Example (your disk identifiers and sizes are different of course: Your volume SSD probably has the Identifier disk0s2 and the size 121 GB and your volume HDD probably has the Identifier disk1s2 and the size 1.0 TB):
Enter diskutil cs create "Name" IdentifierSSD IdentifierHDD
In your case probably diskutil cs create "Macintosh HD" disk0s2 disk1s2.

Copy the resulting LVGUUID

Example:
Enter diskutil cs CreateVolume LVGUUID jhfs+ "Macintosh HD" 100%.

Example:
Enter diskutil cs list
Check the size of your Logical Volume.

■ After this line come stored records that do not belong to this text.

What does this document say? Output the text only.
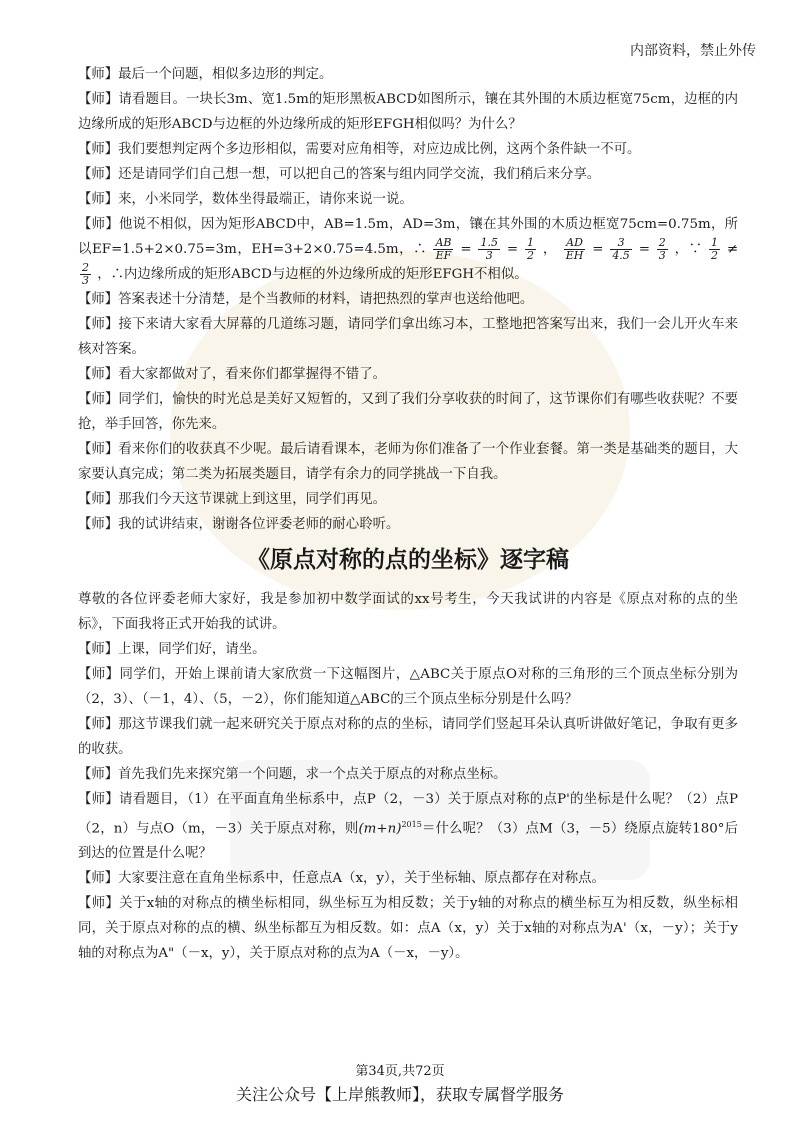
内部资料，禁止外传

【师】最后一个问题，相似多边形的判定。

【师】请看题目。一块长3m、宽1.5m的矩形黑板ABCD如图所示，镶在其外围的木质边框宽75cm，边框的内边缘所成的矩形ABCD与边框的外边缘所成的矩形EFGH相似吗？为什么？

【师】我们要想判定两个多边形相似，需要对应角相等，对应边成比例，这两个条件缺一不可。

【师】还是请同学们自己想一想，可以把自己的答案与组内同学交流，我们稍后来分享。

【师】来，小米同学，数体坐得最端正，请你来说一说。

【师】他说不相似，因为矩形ABCD中，AB=1.5m，AD=3m，镶在其外围的木质边框宽75cm=0.75m，所以EF=1.5+2×0.75=3m，EH=3+2×0.75=4.5m，∴ $\frac{AB}{EF} = \frac{1.5}{3} = \frac{1}{2}$ ， $\frac{AD}{EH} = \frac{3}{4.5} = \frac{2}{3}$ ，∵ $\frac{1}{2}$ ≠
$\frac{2}{3}$ ，∴内边缘所成的矩形ABCD与边框的外边缘所成的矩形EFGH不相似。

【师】答案表述十分清楚，是个当教师的材料，请把热烈的掌声也送给他吧。

【师】接下来请大家看大屏幕的几道练习题，请同学们拿出练习本，工整地把答案写出来，我们一会儿开火车来核对答案。

【师】看大家都做对了，看来你们都掌握得不错了。

【师】同学们，愉快的时光总是美好又短暂的，又到了我们分享收获的时间了，这节课你们有哪些收获呢？不要抢，举手回答，你先来。

【师】看来你们的收获真不少呢。最后请看课本，老师为你们准备了一个作业套餐。第一类是基础类的题目，大家要认真完成；第二类为拓展类题目，请学有余力的同学挑战一下自我。

【师】那我们今天这节课就上到这里，同学们再见。

【师】我的试讲结束，谢谢各位评委老师的耐心聆听。

《原点对称的点的坐标》逐字稿

尊敬的各位评委老师大家好，我是参加初中数学面试的xx号考生，今天我试讲的内容是《原点对称的点的坐标》，下面我将正式开始我的试讲。

【师】上课，同学们好，请坐。

【师】同学们，开始上课前请大家欣赏一下这幅图片，△ABC关于原点O对称的三角形的三个顶点坐标分别为（2，3）、（－1，4）、（5，－2），你们能知道△ABC的三个顶点坐标分别是什么吗？

【师】那这节课我们就一起来研究关于原点对称的点的坐标，请同学们竖起耳朵认真听讲做好笔记，争取有更多的收获。

【师】首先我们先来探究第一个问题，求一个点关于原点的对称点坐标。

【师】请看题目，（1）在平面直角坐标系中，点P（2，－3）关于原点对称的点P'的坐标是什么呢？（2）点P（2，n）与点O（m，－3）关于原点对称，则$(m+n)^{2015}=$什么呢？（3）点M（3，－5）绕原点旋转180°后到达的位置是什么呢？

【师】大家要注意在直角坐标系中，任意点A（x，y），关于坐标轴、原点都存在对称点。

【师】关于x轴的对称点的横坐标相同，纵坐标互为相反数；关于y轴的对称点的横坐标互为相反数，纵坐标相同，关于原点对称的点的横、纵坐标都互为相反数。如：点A（x，y）关于x轴的对称点为A'（x，－y）；关于y轴的对称点为A"（－x，y），关于原点对称的点为A（－x，－y）。

第34页,共72页
关注公众号【上岸熊教师】，获取专属督学服务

It should have the size ~1.121 TB

Example:
Quit Terminal
Open 'Disk Utility' and check your newly created volume for errors
Quit 'Disk Utility'
Attach your external Time Machine backup drive or check this answer if you use NAS or another network share.
Open 'Restore from Time Machine Backup'
Choose the appropriate Time Machine backup and restore your system
Reboot to your restored system.
Unmount and detach your Time Machine backup drive
Open 'Terminal' and enter 'diskutil list'
Check if your 'Recovery HD' is listed.
If your 'Recovery HD' is missing, usually reinstalling your current system with the latest available system installer (e.g. 'Install OS X Mavericks (10.9.5)' if Mavericks is currently installed) will recreate it without loosing any data. AFAIK Recovery Partition Creator 3.8 will NOT create a Recovery HD on CoreStorage volumes.
After reinstalling the system with the latest available system installer open App Store and install the latest security fixes.